La candidature de Julianna Lumumba au poste de secrétaire générale de l’Organisation internationale de la Francophonie (OIF) continue de rallier les institutions de la république. À son tour, l’Assemblée nationale recommande au gouvernement de renforcer la campagne diplomatique en faveur de la candidate congolaise en vue de l’élection prévue en novembre 2026 au Cambodge.
Par une recommandation adoptée à l’issue de sa session extraordinaire, la chambre basse du parlement congolais demande au gouvernement de mobiliser l’ensemble du réseau diplomatique du pays afin de convaincre les États membres de l’OIF de soutenir la candidature de Julianna Lumumba. Les députés souhaitent également être informés, avant le 16 novembre 2026, des démarches entreprises dans le cadre de cette campagne.
Ce soutien parlementaire intervient alors que la candidate congolaise multiplie les initiatives pour défendre son projet devant les partenaires francophones.

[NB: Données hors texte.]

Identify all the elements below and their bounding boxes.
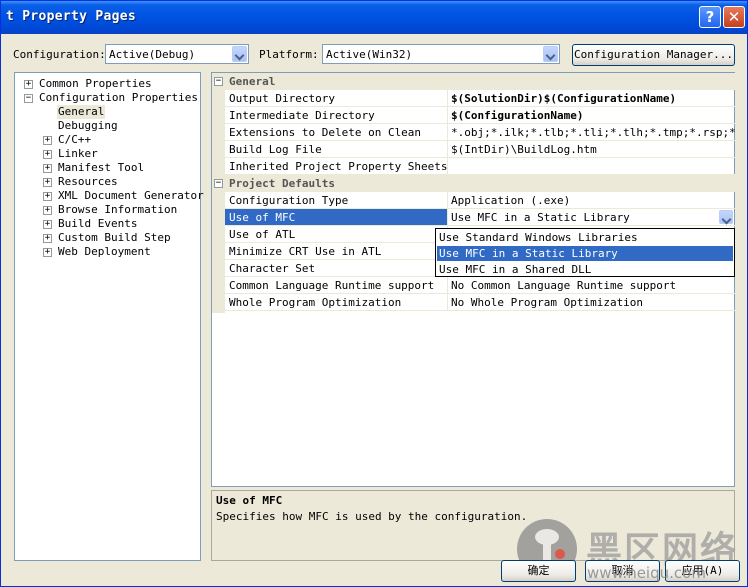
property-row[interactable]: Whole Program Optimization No Whole Progr… <box>225 294 735 311</box>
window-title: t Property Pages <box>6 9 137 24</box>
chevron-down-icon[interactable] <box>543 46 558 62</box>
dropdown-option[interactable]: Use MFC in a Shared DLL <box>437 262 733 277</box>
tree-item-web-deployment[interactable]: Web Deployment <box>58 245 151 259</box>
expand-icon[interactable]: + <box>43 234 52 243</box>
configuration-manager-button[interactable]: Configuration Manager... <box>572 44 735 66</box>
ok-button[interactable]: 确定 <box>501 560 576 582</box>
tree-item-browse-information[interactable]: Browse Information <box>58 203 177 217</box>
property-row[interactable]: Output Directory $(SolutionDir)$(Configur… <box>225 90 735 107</box>
configuration-value: Active(Debug) <box>109 48 196 61</box>
collapse-icon[interactable]: − <box>214 179 223 188</box>
property-name: Extensions to Delete on Clean <box>229 126 422 139</box>
configuration-label: Configuration: <box>13 48 106 61</box>
expand-icon[interactable]: + <box>43 192 52 201</box>
property-row[interactable]: Configuration Type Application (.exe) <box>225 192 735 209</box>
watermark-url: www.heiqu.com <box>587 564 706 582</box>
dropdown-option[interactable]: Use Standard Windows Libraries <box>437 230 733 245</box>
property-value: Application (.exe) <box>451 194 571 207</box>
property-name: Common Language Runtime support <box>229 279 435 292</box>
grid-margin <box>212 73 225 313</box>
property-grid[interactable]: − General Output Directory $(SolutionDir)… <box>211 72 735 487</box>
property-name: Inherited Project Property Sheets <box>229 160 448 173</box>
property-row-selected[interactable]: Use of MFC Use MFC in a Static Library <box>225 209 735 226</box>
property-value: $(ConfigurationName) <box>451 109 584 122</box>
tree-item-debugging[interactable]: Debugging <box>58 119 118 133</box>
tree-item-cpp[interactable]: C/C++ <box>58 133 91 147</box>
property-tree[interactable]: + Common Properties − Configuration Prop… <box>14 72 204 561</box>
category-general[interactable]: − General <box>212 73 735 90</box>
close-button[interactable]: ✕ <box>723 6 745 28</box>
dropdown-option-selected[interactable]: Use MFC in a Static Library <box>436 245 734 262</box>
property-row[interactable]: Extensions to Delete on Clean *.obj;*.ilk… <box>225 124 735 141</box>
collapse-icon[interactable]: − <box>214 77 223 86</box>
tree-item-common-properties[interactable]: Common Properties <box>39 77 152 91</box>
description-title: Use of MFC <box>216 494 283 507</box>
property-row[interactable]: Common Language Runtime support No Common… <box>225 277 735 294</box>
property-row[interactable]: Inherited Project Property Sheets <box>225 158 735 175</box>
title-bar[interactable]: t Property Pages ? ✕ <box>1 1 747 34</box>
property-name: Whole Program Optimization <box>229 296 402 309</box>
expand-icon[interactable]: + <box>43 206 52 215</box>
property-value: *.obj;*.ilk;*.tlb;*.tli;*.tlh;*.tmp;*.rs… <box>451 126 735 139</box>
property-row[interactable]: Build Log File $(IntDir)\BuildLog.htm <box>225 141 735 158</box>
property-name: Use of ATL <box>229 228 296 241</box>
expand-icon[interactable]: + <box>43 178 52 187</box>
configuration-select[interactable]: Active(Debug) <box>105 44 249 64</box>
tree-item-resources[interactable]: Resources <box>58 175 118 189</box>
expand-icon[interactable]: + <box>24 80 33 89</box>
property-name: Configuration Type <box>229 194 349 207</box>
tree-item-manifest-tool[interactable]: Manifest Tool <box>58 161 144 175</box>
property-value: $(IntDir)\BuildLog.htm <box>451 143 597 156</box>
property-name: Character Set <box>229 262 316 275</box>
help-button[interactable]: ? <box>699 6 721 28</box>
platform-select[interactable]: Active(Win32) <box>322 44 560 64</box>
property-name: Minimize CRT Use in ATL <box>229 245 382 258</box>
property-value: No Common Language Runtime support <box>451 279 677 292</box>
collapse-icon[interactable]: − <box>24 94 33 103</box>
property-name: Output Directory <box>229 92 335 105</box>
tree-item-configuration-properties[interactable]: Configuration Properties <box>39 91 198 105</box>
use-of-mfc-dropdown-list[interactable]: Use Standard Windows Libraries Use MFC i… <box>435 228 735 277</box>
expand-icon[interactable]: + <box>43 150 52 159</box>
description-text: Specifies how MFC is used by the configu… <box>216 510 528 523</box>
property-pages-window: t Property Pages ? ✕ Configuration: Acti… <box>0 0 748 587</box>
property-value: $(SolutionDir)$(ConfigurationName) <box>451 92 677 105</box>
tree-item-custom-build-step[interactable]: Custom Build Step <box>58 231 171 245</box>
property-name: Build Log File <box>229 143 322 156</box>
tree-item-general[interactable]: General <box>57 105 106 119</box>
category-title: General <box>229 75 276 88</box>
property-name: Use of MFC <box>225 209 447 225</box>
chevron-down-icon[interactable] <box>232 46 247 62</box>
tree-item-linker[interactable]: Linker <box>58 147 98 161</box>
expand-icon[interactable]: + <box>43 248 52 257</box>
platform-label: Platform: <box>259 48 319 61</box>
expand-icon[interactable]: + <box>43 220 52 229</box>
property-row[interactable]: Intermediate Directory $(ConfigurationNam… <box>225 107 735 124</box>
category-title: Project Defaults <box>229 177 335 190</box>
platform-value: Active(Win32) <box>326 48 413 61</box>
property-value: No Whole Program Optimization <box>451 296 644 309</box>
property-name: Intermediate Directory <box>229 109 375 122</box>
property-value: Use MFC in a Static Library <box>451 211 630 224</box>
expand-icon[interactable]: + <box>43 136 52 145</box>
category-project-defaults[interactable]: − Project Defaults <box>212 175 735 192</box>
tree-item-build-events[interactable]: Build Events <box>58 217 137 231</box>
expand-icon[interactable]: + <box>43 164 52 173</box>
chevron-down-icon[interactable] <box>719 210 733 224</box>
tree-item-xml-document-generator[interactable]: XML Document Generator <box>58 189 204 203</box>
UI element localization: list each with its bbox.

Lors de plusieurs rencontres diplomatiques et d’interviews accordées aux médias internationaux, comme RFI, Julianna Lumumba a plaidé pour une «Francophonie des peuples», estimant que l’organisation doit être plus proche des citoyens et moins enfermée dans les lourdeurs administratives.
Son projet s’articule autour de «neuf projets pour une Francophonie neuve», une feuille de route qui met l’accent sur la jeunesse, l’éducation, l’innovation, la culture, le numérique, la coopération économique, la solidarité entre les États membres ainsi que la prévention des conflits. L’ancienne ministre estime que la Francophonie doit devenir un véritable levier de développement et produire des résultats concrets au bénéfice des populations.
La campagne entre désormais dans sa phase décisive. Après les auditions des candidats à Paris, le choix du futur secrétaire général de l’OIF sera effectué par les chefs d’État et de gouvernement lors du 20ᵉ Sommet de la Francophonie, prévu les 15 et 16 novembre 2026 à Phnom Penh, au Cambodge.
La candidate de la RDC fait partie des quatre personnalités en lice pour diriger l’organisation. Parmi ses principaux concurrents figure notamment la secrétaire générale sortante, la rwandaise Louise Mushikiwabo, qui sollicite un nouveau mandat.